KB Partners is not delinquent or behind on its loan.
“The loan to KB Partners, LLC, is a 5-year, 3-percent forgivable loan if developed to the satisfaction of DCED in accordance with the contract," according to an emailed response from a city spokesman. "The five years does not expire until July 2021; therefore, no payment has been made. Also, the project has not yet been completed so there is no forgiveness anticipated for this year.”
When WCPO visited the project in May 2018 – more than two years after the city approved the loan -- no crews were on site and little work had been done. A chain link fence surrounded the property, but the building’s back doors and windows were exposed.
After WCPO asked the city questions about the project, a department of economic development staffer visited the site, the city confirmed.
When WCPO visited the property on July 25 and August 2, crews were working on the land. When it returned on Aug. 14, the site was vacant.
“You may want to visit the site," Jay Kratz, director of real estate development at Price Hill Will, wrote in an email to WCPO on July 31. "There’s quite a bit of work going on. I live nearby so I see the project often."
Still, Rosenthal doesn’t understand why the city gave the loan to KB Partners in the first place.
“Calling it a loan is a little ambiguous. It’s really not. It’s a giveaway,” Rosenthal said. “The contract basically says as long as you have a renter show up in this building then you’ve achieved the completion of terms that entitle you to put this $315,000 in your pocket.

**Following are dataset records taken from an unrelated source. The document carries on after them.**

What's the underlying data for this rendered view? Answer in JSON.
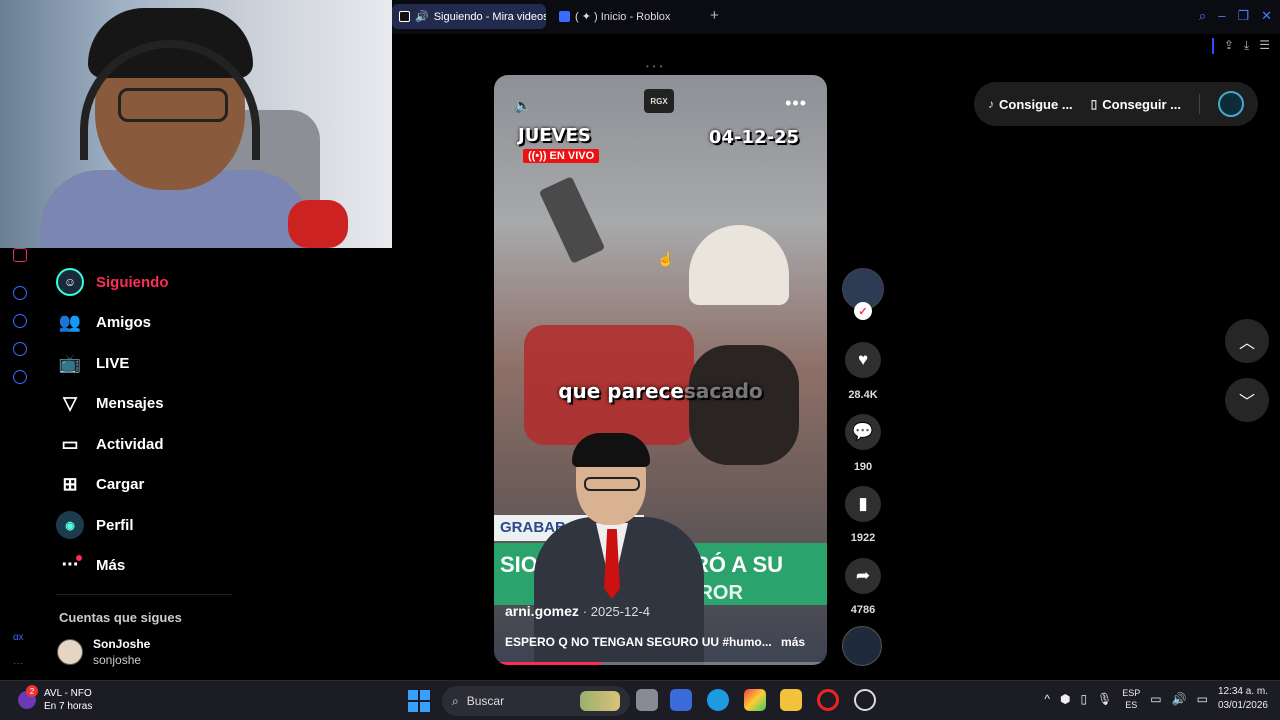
{
  "browser": {
    "tabs": [
      {
        "label": "Siguiendo - Mira videos",
        "active": true
      },
      {
        "label": "( ✦ ) Inicio - Roblox",
        "active": false
      }
    ],
    "new_tab": "+"
  },
  "sidebar": {
    "items": [
      {
        "label": "Siguiendo",
        "active": true
      },
      {
        "label": "Amigos"
      },
      {
        "label": "LIVE"
      },
      {
        "label": "Mensajes"
      },
      {
        "label": "Actividad"
      },
      {
        "label": "Cargar"
      },
      {
        "label": "Perfil"
      },
      {
        "label": "Más"
      }
    ],
    "following_heading": "Cuentas que sigues",
    "following": [
      {
        "name": "SonJoshe",
        "handle": "sonjoshe"
      }
    ],
    "strip_text": "ɑx"
  },
  "video": {
    "badge": "RGX",
    "day": "JUEVES",
    "live": "((•)) EN VIVO",
    "date": "04-12-25",
    "subtitle_main": "que parece",
    "subtitle_fade": "sacado",
    "banner_top": "GRABABA",
    "banner_main": "SIO",
    "banner_main2": "PARÓ A SU",
    "banner_main3": "RROR",
    "author": "arni.gomez",
    "post_date": "2025-12-4",
    "caption": "ESPERO Q NO TENGAN SEGURO UU #humo...",
    "more_link": "más",
    "progress": 0.32
  },
  "rail": {
    "likes": "28.4K",
    "comments": "190",
    "saves": "1922",
    "shares": "4786"
  },
  "top_right": {
    "item1": "Consigue ...",
    "item2": "Conseguir ..."
  },
  "taskbar": {
    "weather_title": "AVL - NFO",
    "weather_sub": "En 7 horas",
    "weather_badge": "2",
    "search_placeholder": "Buscar",
    "lang1": "ESP",
    "lang2": "ES",
    "time": "12:34 a. m.",
    "date": "03/01/2026"
  },
  "colors": {
    "accent": "#fe2c55",
    "taskbar": "#1c1c24"
  }
}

And I don’t see the neighborhood accruing anything from that.”
Rosenthal’s wife, Sheila Rosenthal, who is recording secretary for East Price Hill Improvement Association, wants the city to put money into neighborhood projects, instead of giving loans to developers.
“Why are some people getting that and other people aren’t,” Sheila Rosenthal said. “I guarantee you if I went down there (to City Hall) and asked for a loan for exactly that kind of situation, they’re not going to loan money to me.”
“I want in on this,” Sheila Rosenthal said. “If the city is giving out $315,000 loans so I can go buy an apartment building and own it and do a little fixing up on it and now I’m free and clear and I don’t owe anybody anything – don’t we all want a part of that?”